Essa recta terminava na célebre Volta do Delgado, desaparecida também com a construção da estrada que, a partir daí, seguiu a direito cortando a meio o enorme cerrado do Lucindo Cardoso, com a vantagem de, no entanto passar ao lado de um palheiro que havia no meio dele e que a partir de então passou a servir de abrigo aos transeuntes e que, a pouco e pouco, se foi tornando numa espécie de novo e moderno descansadouro.
A seguir à Volta do Delgado o caminho seguia, menos plano e menos rectilíneo, ladeado pelas altas paredes do cerrado do Lucindo Cardoso e outros, à direita e por enormes belgas entrelaçadas já com algumas hortas e terras de mato, do lado esquerdo. Estávamos praticamente em pleno Delgado, desde sempre o autêntico coração da fruticultura fajãgrandense. Na realidade, a partir dali iniciava-se uma zona de hortas muito férteis e produtivas, cheias de árvores de fruto, de inhames e até de batata-doce, muito bem protegias dos ventos e temporais com bardos de faia do norte e que se prolongavam pela Cabaceira, até à Cancelinha e à Cuada. Finalmente o Largo de Santo António, um dos mais míticos descansadouros dos vários que havia na Fajã.
No início, logo no Cimo da Assomada, este caminho era ladeado por alguns palheiros, casas velhas e por quatro casas de habitação. Do lado esquerdo ou do Outeiro, localizava-se as casas da Maria da Saúde, a do José Jorge e a da Mariquinhas José Fragueiro. A última casa da Assomada ficava do outro lado do caminho, já quase junto à Ladeira do Covão, e pertencia ao João Fagundes. Também ao longo deste caminho desembocavam algumas canadas e atalhos. Para além da Ladeira do Covão e antes desta havia uma canada com degraus, inacessível a bovinos, que dava para a encosta do Vale e para Pedra d’Água. Logo a seguir à casa do João Fagundes, havia um atalho para as terras do Vale da Vaca e que, mais tarde, foi truncado pela estrada. Por sua vez, na Volta do Delgado, do lado direito, havia uma canada que dava para algumas terras e que ia desembocar no caminho da Cuada. Mais acima e já perto de Santo António e do lado esquerdo havia uma outra canada para as terras e hortas que aí existiam.
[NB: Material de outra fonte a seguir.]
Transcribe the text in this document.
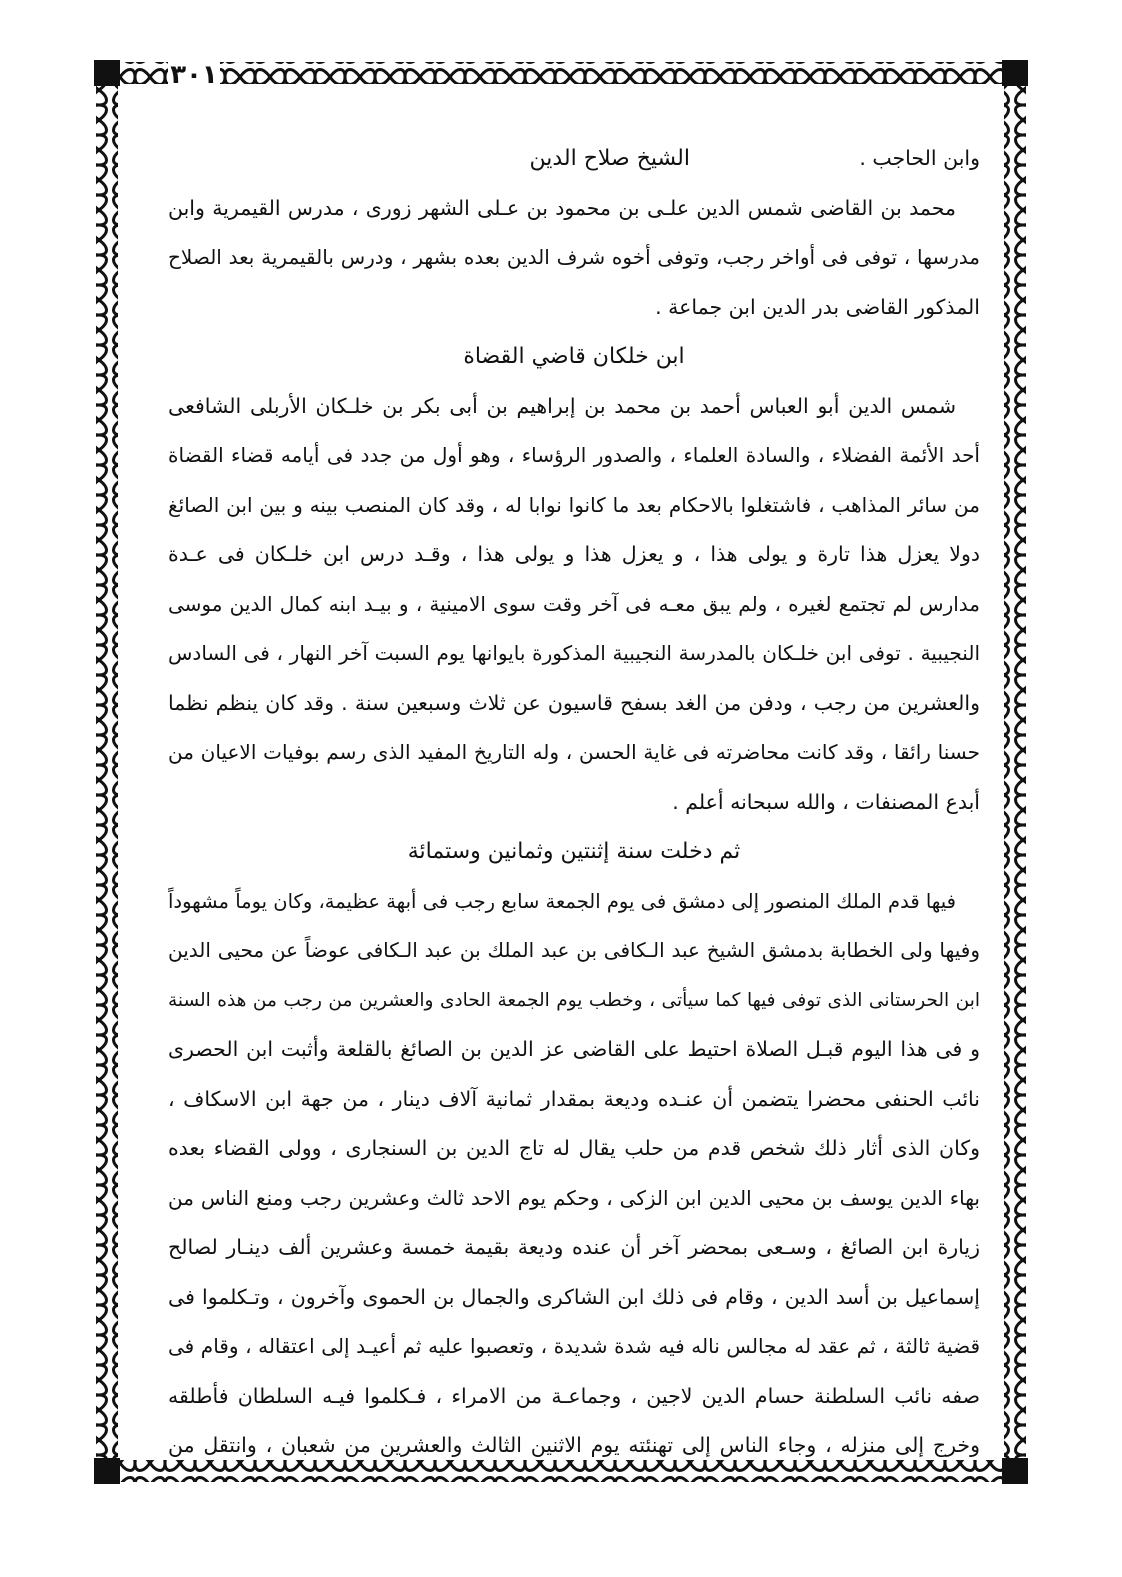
٣٠١
وابن الحاجب .
الشيخ صلاح الدين
محمد بن القاضى شمس الدين علـى بن محمود بن عـلى الشهر زورى ، مدرس القيمرية وابن
مدرسها ، توفى فى أواخر رجب، وتوفى أخوه شرف الدين بعده بشهر ، ودرس بالقيمرية بعد الصلاح
المذكور القاضى بدر الدين ابن جماعة .
ابن خلكان قاضي القضاة
شمس الدين أبو العباس أحمد بن محمد بن إبراهيم بن أبى بكر بن خلـكان الأربلى الشافعى
أحد الأئمة الفضلاء ، والسادة العلماء ، والصدور الرؤساء ، وهو أول من جدد فى أيامه قضاء القضاة
من سائر المذاهب ، فاشتغلوا بالاحكام بعد ما كانوا نوابا له ، وقد كان المنصب بينه و بين ابن الصائغ
دولا يعزل هذا تارة و يولى هذا ، و يعزل هذا و يولى هذا ، وقـد درس ابن خلـكان فى عـدة
مدارس لم تجتمع لغيره ، ولم يبق معـه فى آخر وقت سوى الامينية ، و بيـد ابنه كمال الدين موسى
النجيبية . توفى ابن خلـكان بالمدرسة النجيبية المذكورة بايوانها يوم السبت آخر النهار ، فى السادس
والعشرين من رجب ، ودفن من الغد بسفح قاسيون عن ثلاث وسبعين سنة . وقد كان ينظم نظما
حسنا رائقا ، وقد كانت محاضرته فى غاية الحسن ، وله التاريخ المفيد الذى رسم بوفيات الاعيان من
أبدع المصنفات ، والله سبحانه أعلم .
ثم دخلت سنة إثنتين وثمانين وستمائة
فيها قدم الملك المنصور إلى دمشق فى يوم الجمعة سابع رجب فى أبهة عظيمة، وكان يوماً مشهوداً
وفيها ولى الخطابة بدمشق الشيخ عبد الـكافى بن عبد الملك بن عبد الـكافى عوضاً عن محيى الدين
ابن الحرستانى الذى توفى فيها كما سيأتى ، وخطب يوم الجمعة الحادى والعشرين من رجب من هذه السنة
و فى هذا اليوم قبـل الصلاة احتيط على القاضى عز الدين بن الصائغ بالقلعة وأثبت ابن الحصرى
نائب الحنفى محضرا يتضمن أن عنـده وديعة بمقدار ثمانية آلاف دينار ، من جهة ابن الاسكاف ،
وكان الذى أثار ذلك شخص قدم من حلب يقال له تاج الدين بن السنجارى ، وولى القضاء بعده
بهاء الدين يوسف بن محيى الدين ابن الزكى ، وحكم يوم الاحد ثالث وعشرين رجب ومنع الناس من
زيارة ابن الصائغ ، وسـعى بمحضر آخر أن عنده وديعة بقيمة خمسة وعشرين ألف دينـار لصالح
إسماعيل بن أسد الدين ، وقام فى ذلك ابن الشاكرى والجمال بن الحموى وآخرون ، وتـكلموا فى
قضية ثالثة ، ثم عقد له مجالس ناله فيه شدة شديدة ، وتعصبوا عليه ثم أعيـد إلى اعتقاله ، وقام فى
صفه نائب السلطنة حسام الدين لاجين ، وجماعـة من الامراء ، فـكلموا فيـه السلطان فأطلقه
وخرج إلى منزله ، وجاء الناس إلى تهنئته يوم الاثنين الثالث والعشرين من شعبان ، وانتقل من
Acrescente-se que aqui como em muitos outros lugares da Fajã, quer caminhos quer canadas não davam para todas as terras. Nestes casos o acesso às propriedades que ficavam mais afastadas fazia por “trilhos” ou passagens, através de outras terras. Assim e por lei consuetudinária, algumas terras eram obrigadas a dar caminho a outras. Eram terras que “deviam caminho”.